Some days are better than others. I came to terms with that a long time ago. However, when the bad days outweigh the good, when you have to take time off work because your head is too full of negativity to the point where you don’t have confidence to do your job to the level you want to, that’s the moment I realised I had to take a step back.
The first piece I wrote for Vent went down better than I ever thought it would. I’m really proud of it, and I’m so grateful to Vent for allowing me the space and platform to share my story. There was a part of me that thought being open and honest would make my own issues easier. People are clearly there to support me, outside of my family and friends.
I was wrong.
The hardest part is still having to be the rock. Knowing there are people in my family, who I care about, that are struggling with their own mental health makes me want to do everything I can to support them. Real life gets in the way, sure. I can’t see them as often as I’d like or have the meaningful conversations that I want to because I have responsibilities. But they know I’m always there.
That is exactly what I want. It’s how I need them to feel. But it can sometimes be a struggle. There are days where I can’t process how they must be feeling because I can barely process how I’m feeling.
These days, the part of my mind that I used to feel myself ‘slipping’ into is a place that I am all too aware exists. Dragging myself back into the positive hurts. I have a face that I need to keep on at work, around my family. My boyfriend is amazingly supportive and, whilst I don’t have to hide how I’m feeling to him, I can’t always keep the darkness at bay. I sit, seemingly in a bad mood, trying to enjoy our evenings together. But I’m stuck in my own head.

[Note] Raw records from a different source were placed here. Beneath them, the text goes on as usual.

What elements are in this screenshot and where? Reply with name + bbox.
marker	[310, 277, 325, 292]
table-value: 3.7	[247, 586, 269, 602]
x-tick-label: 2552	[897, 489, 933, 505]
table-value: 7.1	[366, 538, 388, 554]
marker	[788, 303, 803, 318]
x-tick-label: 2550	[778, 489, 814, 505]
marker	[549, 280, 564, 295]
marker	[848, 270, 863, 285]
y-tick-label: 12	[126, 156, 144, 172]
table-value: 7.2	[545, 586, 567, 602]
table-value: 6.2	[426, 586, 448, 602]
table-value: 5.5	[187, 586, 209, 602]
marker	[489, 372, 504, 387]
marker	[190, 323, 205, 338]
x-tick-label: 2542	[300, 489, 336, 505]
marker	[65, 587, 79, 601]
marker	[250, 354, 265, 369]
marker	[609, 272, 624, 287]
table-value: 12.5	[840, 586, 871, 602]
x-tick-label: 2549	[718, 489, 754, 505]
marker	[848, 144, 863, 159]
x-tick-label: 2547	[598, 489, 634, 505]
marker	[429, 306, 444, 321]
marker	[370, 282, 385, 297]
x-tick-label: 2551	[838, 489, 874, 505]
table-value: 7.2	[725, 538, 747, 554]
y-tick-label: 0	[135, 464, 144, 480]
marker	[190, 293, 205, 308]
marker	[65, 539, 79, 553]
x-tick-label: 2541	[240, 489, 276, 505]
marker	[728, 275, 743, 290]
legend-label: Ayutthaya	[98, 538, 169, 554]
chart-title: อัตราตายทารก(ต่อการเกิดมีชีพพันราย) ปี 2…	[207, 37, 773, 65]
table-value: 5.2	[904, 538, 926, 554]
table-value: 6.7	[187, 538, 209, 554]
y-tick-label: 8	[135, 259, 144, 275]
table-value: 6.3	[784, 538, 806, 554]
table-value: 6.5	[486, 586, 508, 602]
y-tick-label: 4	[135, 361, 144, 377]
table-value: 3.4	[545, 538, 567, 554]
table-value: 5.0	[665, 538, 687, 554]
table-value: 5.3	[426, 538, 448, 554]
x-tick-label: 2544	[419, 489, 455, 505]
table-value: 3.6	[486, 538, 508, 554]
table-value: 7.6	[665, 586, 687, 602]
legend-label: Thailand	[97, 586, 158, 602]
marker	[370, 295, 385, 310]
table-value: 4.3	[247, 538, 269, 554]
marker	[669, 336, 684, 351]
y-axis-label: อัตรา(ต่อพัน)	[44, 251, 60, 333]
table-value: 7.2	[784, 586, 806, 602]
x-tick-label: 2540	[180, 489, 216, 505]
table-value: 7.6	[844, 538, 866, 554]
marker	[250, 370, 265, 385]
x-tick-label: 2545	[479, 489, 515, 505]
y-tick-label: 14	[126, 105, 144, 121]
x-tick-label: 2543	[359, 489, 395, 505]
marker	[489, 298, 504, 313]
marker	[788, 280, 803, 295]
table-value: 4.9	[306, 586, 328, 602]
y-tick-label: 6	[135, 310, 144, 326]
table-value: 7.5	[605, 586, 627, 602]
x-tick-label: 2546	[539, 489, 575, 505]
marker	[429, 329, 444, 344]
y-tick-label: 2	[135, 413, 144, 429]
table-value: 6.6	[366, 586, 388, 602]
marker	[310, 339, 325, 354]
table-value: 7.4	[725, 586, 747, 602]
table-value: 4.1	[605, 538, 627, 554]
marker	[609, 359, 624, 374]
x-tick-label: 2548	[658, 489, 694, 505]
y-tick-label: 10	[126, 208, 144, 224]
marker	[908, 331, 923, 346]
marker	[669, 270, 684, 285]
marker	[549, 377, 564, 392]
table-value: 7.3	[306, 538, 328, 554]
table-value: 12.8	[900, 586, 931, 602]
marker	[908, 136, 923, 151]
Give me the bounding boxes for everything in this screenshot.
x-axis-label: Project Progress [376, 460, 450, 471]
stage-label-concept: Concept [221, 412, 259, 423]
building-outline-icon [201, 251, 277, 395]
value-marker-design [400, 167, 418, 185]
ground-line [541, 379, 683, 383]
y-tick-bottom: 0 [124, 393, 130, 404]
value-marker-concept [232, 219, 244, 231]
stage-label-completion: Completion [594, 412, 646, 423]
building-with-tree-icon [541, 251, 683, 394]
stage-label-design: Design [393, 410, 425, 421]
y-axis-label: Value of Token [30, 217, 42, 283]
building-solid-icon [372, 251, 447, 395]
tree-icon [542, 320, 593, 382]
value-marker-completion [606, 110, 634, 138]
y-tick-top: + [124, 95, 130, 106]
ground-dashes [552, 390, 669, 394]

Recently, it all became a bit too much.
Nothing specific triggered it, but there were days where I felt physically ill at the thought of having to approach the next morning and be the version of myself that people expect. My anxiety was through the roof, I felt like crying. Having to leave the supportive blanket of my home and my boyfriend and enter the real world on a Monday was my biggest fear.
On a Tuesday morning I had my weekly catch up with my boss. We discussed our usual business, what’s happening with the company and my team, and then he asked me how I was. And, for once, I was honest. I’m not okay.
I went home early that day and took the next day off. I made time for myself, I caught up on the couple of episodes of Doctor Who that I’d missed. I went for a walk across the city to get breakfast and walked the long way home. I felt guilty for having the time off, just to ‘sort out my own head’. But during that time away from the ‘real world’, I had a moment where everything became clear.
I got home from the walk and opened the notes app on my phone, and four lists appeared.
What makes me happy?
My boyfriend, my best friend, going on Adventures, reading, watching TV, playing video games, writing & creativity.
What can I do to amplify these?
Plan more weekend activities, get my passport for bigger adventures and to visit my best friend, find more time to watch new TV shoes and play games, start writing again!
What gets me down or frustrates me?
Money & Career, my weight and appearance.
What can I do to combat these?
Invest time in building up writing, producing and screenwriting skills, eat well, exercise more.
Once it was written in front of me, with actual, actionable goals, it made me realise that it is actually achievable. I can recognise what helps me out of the darkness and what can cause me to slip. I know what to do to boost the good and try and remove the bad.
My advice? Try and find the things and people in your life that can bring you out of the darkness. Recognise them. Try and use them.
Since needing to take time from work to deal with my mental health problems, I’ve considered getting professional help. After so many years of dealing with it myself, after so many years of ‘there are other people who need those services more than me’, I’m starting to feel like it could help.
I’m ready to be me but I know the struggle continues.